Ballots continue to trickle into Kodiak’s rural villages, but only time will tell whether they trickle in fast enough.
As of Monday afternoon, a number of residents of Kodiak’s rural villages still had not received their absentee ballots to vote in today’s election.
Ouzinkie Mayor Elijah Jackson said he’d fielded at least 10 complaints Monday morning from residents who had not received their ballots. More ballots had arrived on the mail plane, Jackson said, but not everyone’s ballot. Another mail plane was scheduled to arrive this morning in Ouzinkie.
“I just don’t know what we’re supposed to do if people don’t have their ballots on election day,” Jackson said.
Borough code states that citizens who vote by mail must do so by midnight of election day. Then, it must reach the borough by the following Tuesday.
“It must be postmarked on or before midnight of election day and received by the clerk no later than the Tuesday following the election by 5 p.m.,” reads section 7.50.050 D of the borough’s code about absentee voting by mail.
Due to the COVID-19 pandemic, the borough assembly designated all of the rural precincts as ballot by mail only in an ordinance passed in July.

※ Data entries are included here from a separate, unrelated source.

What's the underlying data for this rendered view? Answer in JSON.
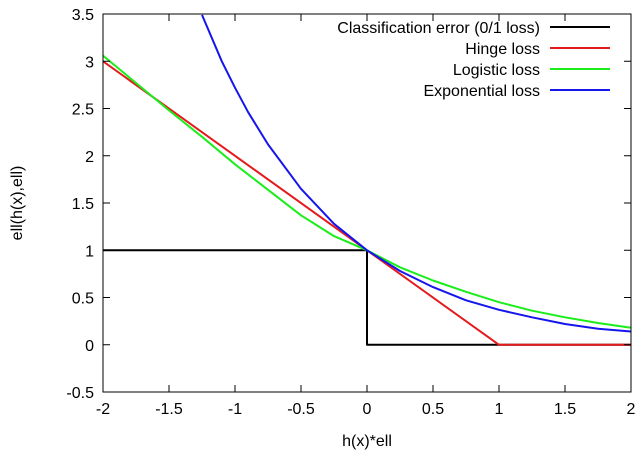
{
  "chart_data": {
    "type": "line",
    "xlabel": "h(x)*ell",
    "ylabel": "ell(h(x),ell)",
    "xlim": [
      -2,
      2
    ],
    "ylim": [
      -0.5,
      3.5
    ],
    "xticks": [
      "-2",
      "-1.5",
      "-1",
      "-0.5",
      "0",
      "0.5",
      "1",
      "1.5",
      "2"
    ],
    "yticks": [
      "-0.5",
      "0",
      "0.5",
      "1",
      "1.5",
      "2",
      "2.5",
      "3",
      "3.5"
    ],
    "grid": false,
    "legend_position": "top-right",
    "series": [
      {
        "name": "Classification error (0/1 loss)",
        "color": "#000000",
        "x": [
          -2,
          0,
          0,
          2
        ],
        "y": [
          1,
          1,
          0,
          0
        ]
      },
      {
        "name": "Hinge loss",
        "color": "#e41a1c",
        "x": [
          -2,
          1,
          2
        ],
        "y": [
          3,
          0,
          0
        ]
      },
      {
        "name": "Logistic loss",
        "color": "#1aee1a",
        "x": [
          -2,
          -1.75,
          -1.5,
          -1.25,
          -1,
          -0.75,
          -0.5,
          -0.25,
          0,
          0.25,
          0.5,
          0.75,
          1,
          1.25,
          1.5,
          1.75,
          2
        ],
        "y": [
          3.06,
          2.77,
          2.48,
          2.2,
          1.91,
          1.64,
          1.37,
          1.15,
          1,
          0.82,
          0.68,
          0.56,
          0.45,
          0.36,
          0.29,
          0.23,
          0.18
        ]
      },
      {
        "name": "Exponential loss",
        "color": "#1515ee",
        "x": [
          -1.25,
          -1.1,
          -1,
          -0.9,
          -0.75,
          -0.5,
          -0.25,
          0,
          0.25,
          0.5,
          0.75,
          1,
          1.25,
          1.5,
          1.75,
          2
        ],
        "y": [
          3.49,
          3.0,
          2.72,
          2.46,
          2.12,
          1.65,
          1.28,
          1,
          0.78,
          0.61,
          0.47,
          0.37,
          0.29,
          0.22,
          0.17,
          0.14
        ]
      }
    ]
  }
}
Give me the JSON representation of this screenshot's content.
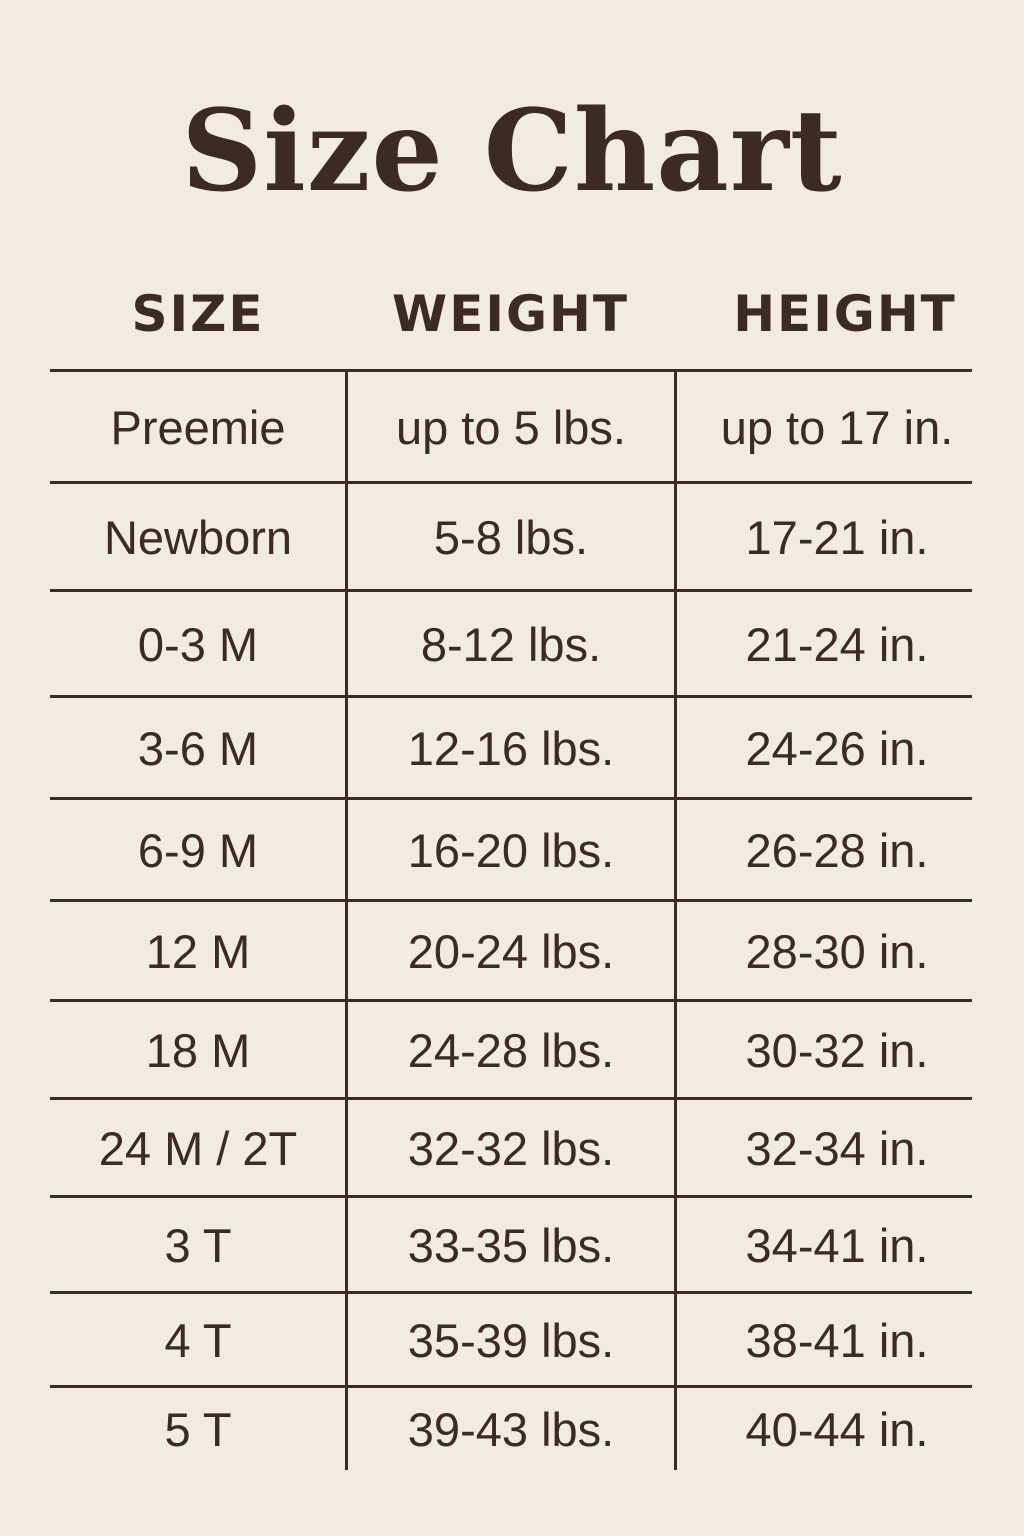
{
  "title": "Size Chart",
  "columns": [
    "SIZE",
    "WEIGHT",
    "HEIGHT"
  ],
  "rows": [
    [
      "Preemie",
      "up to 5 lbs.",
      "up to 17 in."
    ],
    [
      "Newborn",
      "5-8 lbs.",
      "17-21 in."
    ],
    [
      "0-3 M",
      "8-12 lbs.",
      "21-24 in."
    ],
    [
      "3-6 M",
      "12-16 lbs.",
      "24-26 in."
    ],
    [
      "6-9 M",
      "16-20 lbs.",
      "26-28 in."
    ],
    [
      "12 M",
      "20-24 lbs.",
      "28-30 in."
    ],
    [
      "18 M",
      "24-28 lbs.",
      "30-32 in."
    ],
    [
      "24 M / 2T",
      "32-32 lbs.",
      "32-34 in."
    ],
    [
      "3 T",
      "33-35 lbs.",
      "34-41 in."
    ],
    [
      "4 T",
      "35-39 lbs.",
      "38-41 in."
    ],
    [
      "5 T",
      "39-43 lbs.",
      "40-44 in."
    ]
  ],
  "colors": {
    "background": "#f2ebe0",
    "text": "#3b2b21"
  }
}
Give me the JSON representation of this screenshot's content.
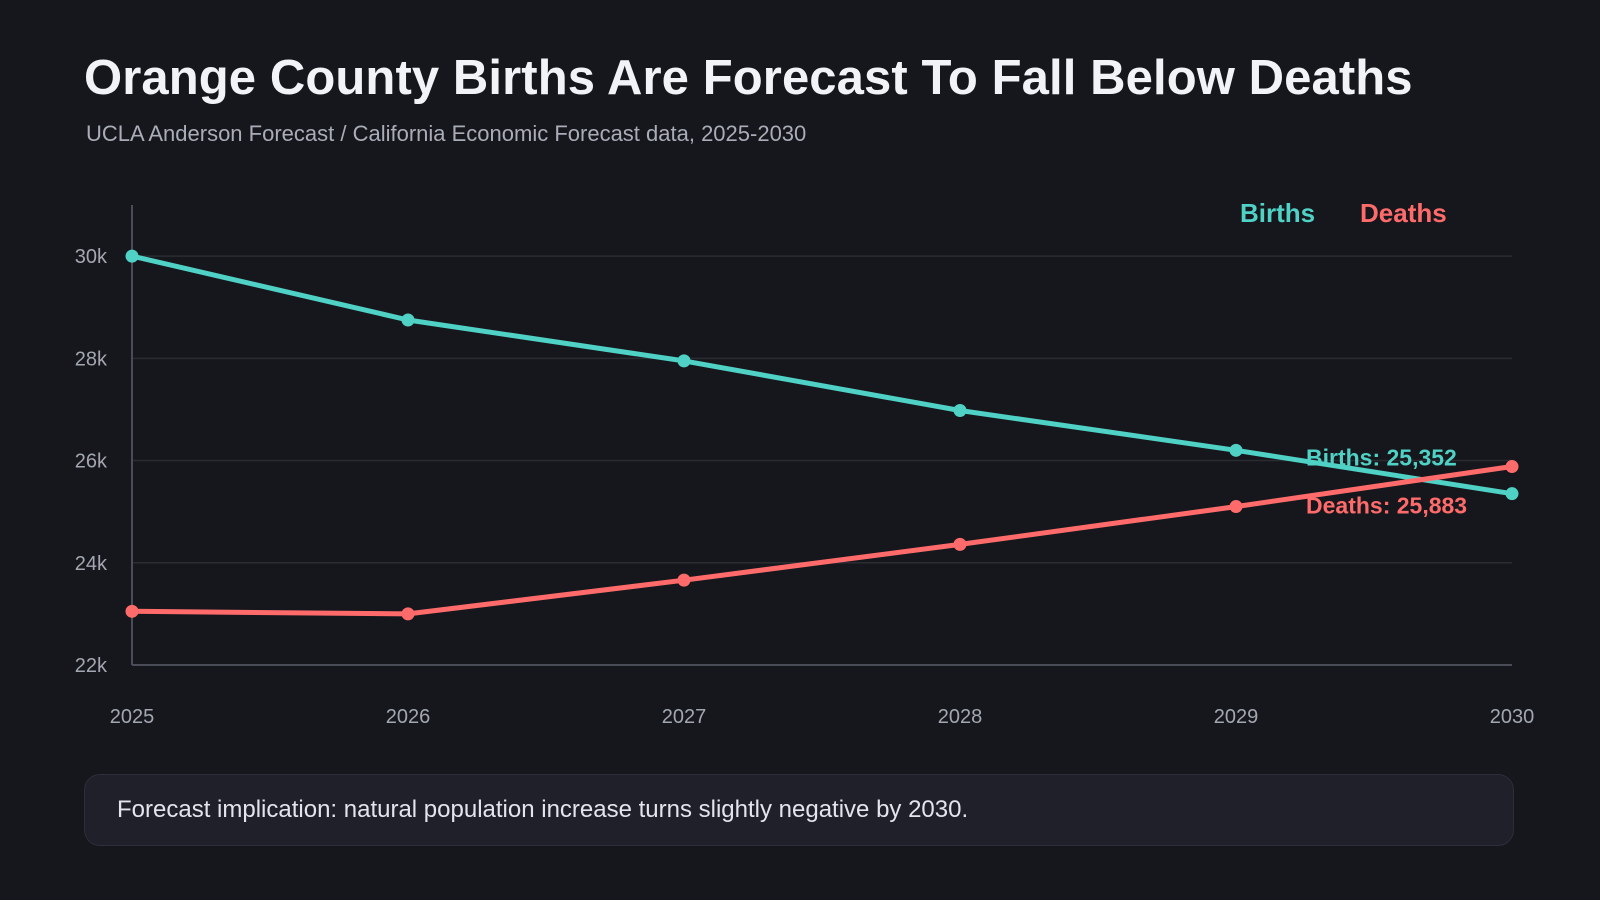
{
  "title": "Orange County Births Are Forecast To Fall Below Deaths",
  "subtitle": "UCLA Anderson Forecast / California Economic Forecast data, 2025-2030",
  "note": "Forecast implication: natural population increase turns slightly negative by 2030.",
  "colors": {
    "background": "#16171c",
    "births": "#4fd1c5",
    "deaths": "#ff6b6b",
    "grid": "#2a2c33",
    "axis": "#4a4d57"
  },
  "chart_data": {
    "type": "line",
    "x": [
      "2025",
      "2026",
      "2027",
      "2028",
      "2029",
      "2030"
    ],
    "ylim": [
      22000,
      31000
    ],
    "yticks": [
      {
        "value": 22000,
        "label": "22k"
      },
      {
        "value": 24000,
        "label": "24k"
      },
      {
        "value": 26000,
        "label": "26k"
      },
      {
        "value": 28000,
        "label": "28k"
      },
      {
        "value": 30000,
        "label": "30k"
      }
    ],
    "grid": true,
    "legend": "top-right",
    "series": [
      {
        "name": "Births",
        "color": "#4fd1c5",
        "values": [
          30000,
          28750,
          27950,
          26980,
          26200,
          25352
        ],
        "end_label": "Births: 25,352"
      },
      {
        "name": "Deaths",
        "color": "#ff6b6b",
        "values": [
          23050,
          23000,
          23660,
          24360,
          25100,
          25883
        ],
        "end_label": "Deaths: 25,883"
      }
    ]
  }
}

The borough is mailing ballots to everyone in those precincts. Voters will fill them out and then mail them back.
But several issues have slowed the process down. An Anchorage-based printer misprinted part of the election pamphlet and it had to be reprinted. Since the pamphlet is shipped with the ballot to the villages, this slowed down the ballots too.
The ballot and pamphlet package was shipped out of another printer in Homer, which had printed the ballots, on Sept. 23 and 24.

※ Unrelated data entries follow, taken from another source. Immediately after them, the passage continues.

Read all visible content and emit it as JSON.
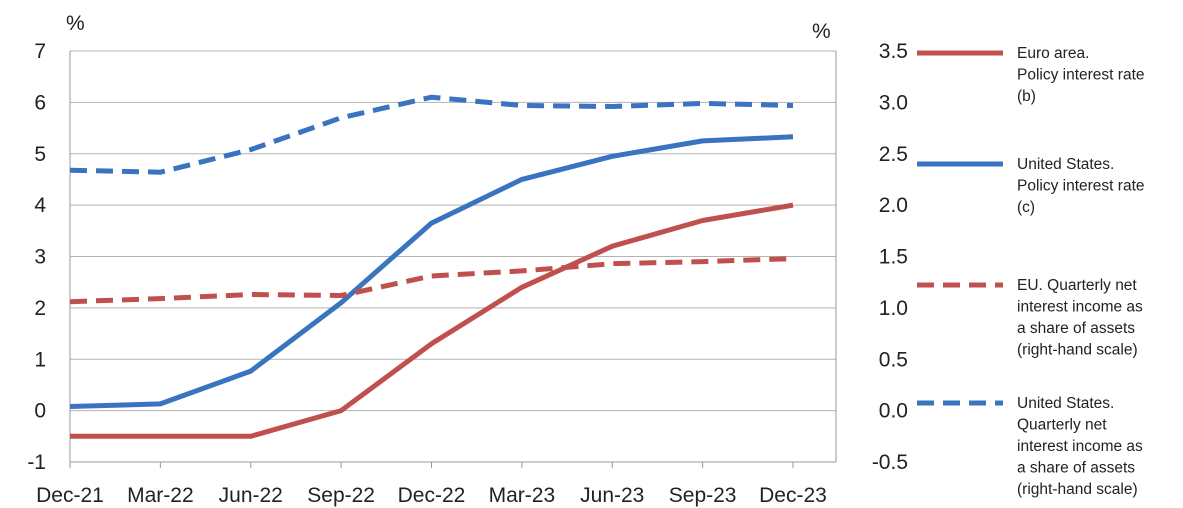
{
  "chart_data": {
    "type": "line",
    "categories": [
      "Dec-21",
      "Mar-22",
      "Jun-22",
      "Sep-22",
      "Dec-22",
      "Mar-23",
      "Jun-23",
      "Sep-23",
      "Dec-23"
    ],
    "left_axis": {
      "unit": "%",
      "ylim": [
        -1,
        7
      ],
      "ticks": [
        "-1",
        "0",
        "1",
        "2",
        "3",
        "4",
        "5",
        "6",
        "7"
      ]
    },
    "right_axis": {
      "unit": "%",
      "ylim": [
        -0.5,
        3.5
      ],
      "ticks": [
        "-0.5",
        "0.0",
        "0.5",
        "1.0",
        "1.5",
        "2.0",
        "2.5",
        "3.0",
        "3.5"
      ]
    },
    "grid": true,
    "legend_position": "right",
    "series": [
      {
        "name_lines": [
          "Euro area.",
          "Policy interest rate",
          "(b)"
        ],
        "axis": "left",
        "style": "solid",
        "color": "#c0504d",
        "values": [
          -0.5,
          -0.5,
          -0.5,
          0.0,
          1.3,
          2.4,
          3.2,
          3.7,
          4.0
        ]
      },
      {
        "name_lines": [
          "United States.",
          "Policy interest rate",
          "(c)"
        ],
        "axis": "left",
        "style": "solid",
        "color": "#3a73c0",
        "values": [
          0.08,
          0.13,
          0.77,
          2.1,
          3.65,
          4.5,
          4.95,
          5.25,
          5.33
        ]
      },
      {
        "name_lines": [
          "EU. Quarterly net",
          "interest income as",
          "a share of assets",
          "(right-hand scale)"
        ],
        "axis": "right",
        "style": "dashed",
        "color": "#c0504d",
        "values": [
          1.06,
          1.09,
          1.13,
          1.12,
          1.31,
          1.36,
          1.43,
          1.45,
          1.48
        ]
      },
      {
        "name_lines": [
          "United States.",
          "Quarterly net",
          "interest income as",
          "a share of assets",
          "(right-hand scale)"
        ],
        "axis": "right",
        "style": "dashed",
        "color": "#3a73c0",
        "values": [
          2.34,
          2.32,
          2.54,
          2.85,
          3.05,
          2.97,
          2.96,
          2.99,
          2.97
        ]
      }
    ]
  }
}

Port Lions Mayor Dorinda Kewan said most of her village had ballots on Monday morning. Shipments of mail arrived Saturday morning and Monday morning, carrying many people’s ballots.

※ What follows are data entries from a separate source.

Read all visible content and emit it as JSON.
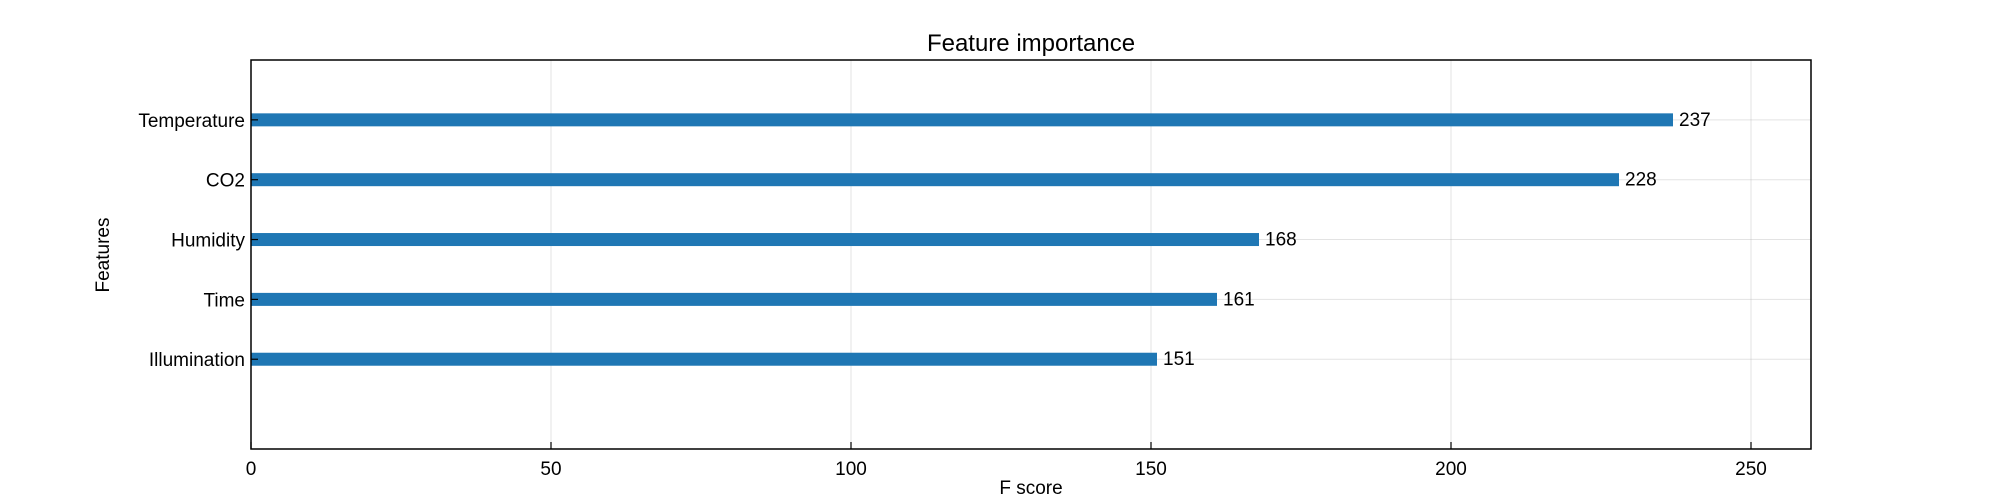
{
  "chart_data": {
    "type": "bar",
    "orientation": "horizontal",
    "title": "Feature importance",
    "xlabel": "F score",
    "ylabel": "Features",
    "categories": [
      "Temperature",
      "CO2",
      "Humidity",
      "Time",
      "Illumination"
    ],
    "values": [
      237,
      228,
      168,
      161,
      151
    ],
    "data_labels": [
      "237",
      "228",
      "168",
      "161",
      "151"
    ],
    "xlim": [
      0,
      260
    ],
    "xticks": [
      0,
      50,
      100,
      150,
      200,
      250
    ],
    "xtick_labels": [
      "0",
      "50",
      "100",
      "150",
      "200",
      "250"
    ],
    "grid": true,
    "bar_color": "#1f77b4"
  }
}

“I haven’t had a chance to talk to many people today, but it looks like a majority of the ballots have arrived,” she said on Monday morning.
Still, she expressed concern that people might not have the time to get their ballots in the mail in time or might be confused about the process. Most years, people in Port Lions vote in person at the community center.
“I’m curious to see what our percentage of registered voter turnout will be. Unfortunately, it will probably be a little lower than we would like,” Kewan said.
Borough clerk Alise Rice said she had already received some absentee ballots from Larsen Bay and Port Lions postmarked Oct. 1. She said she had spoken with the borough’s attorney, Scott Brandt-Erichsen, who advised against extending any of the deadlines around voting by mail.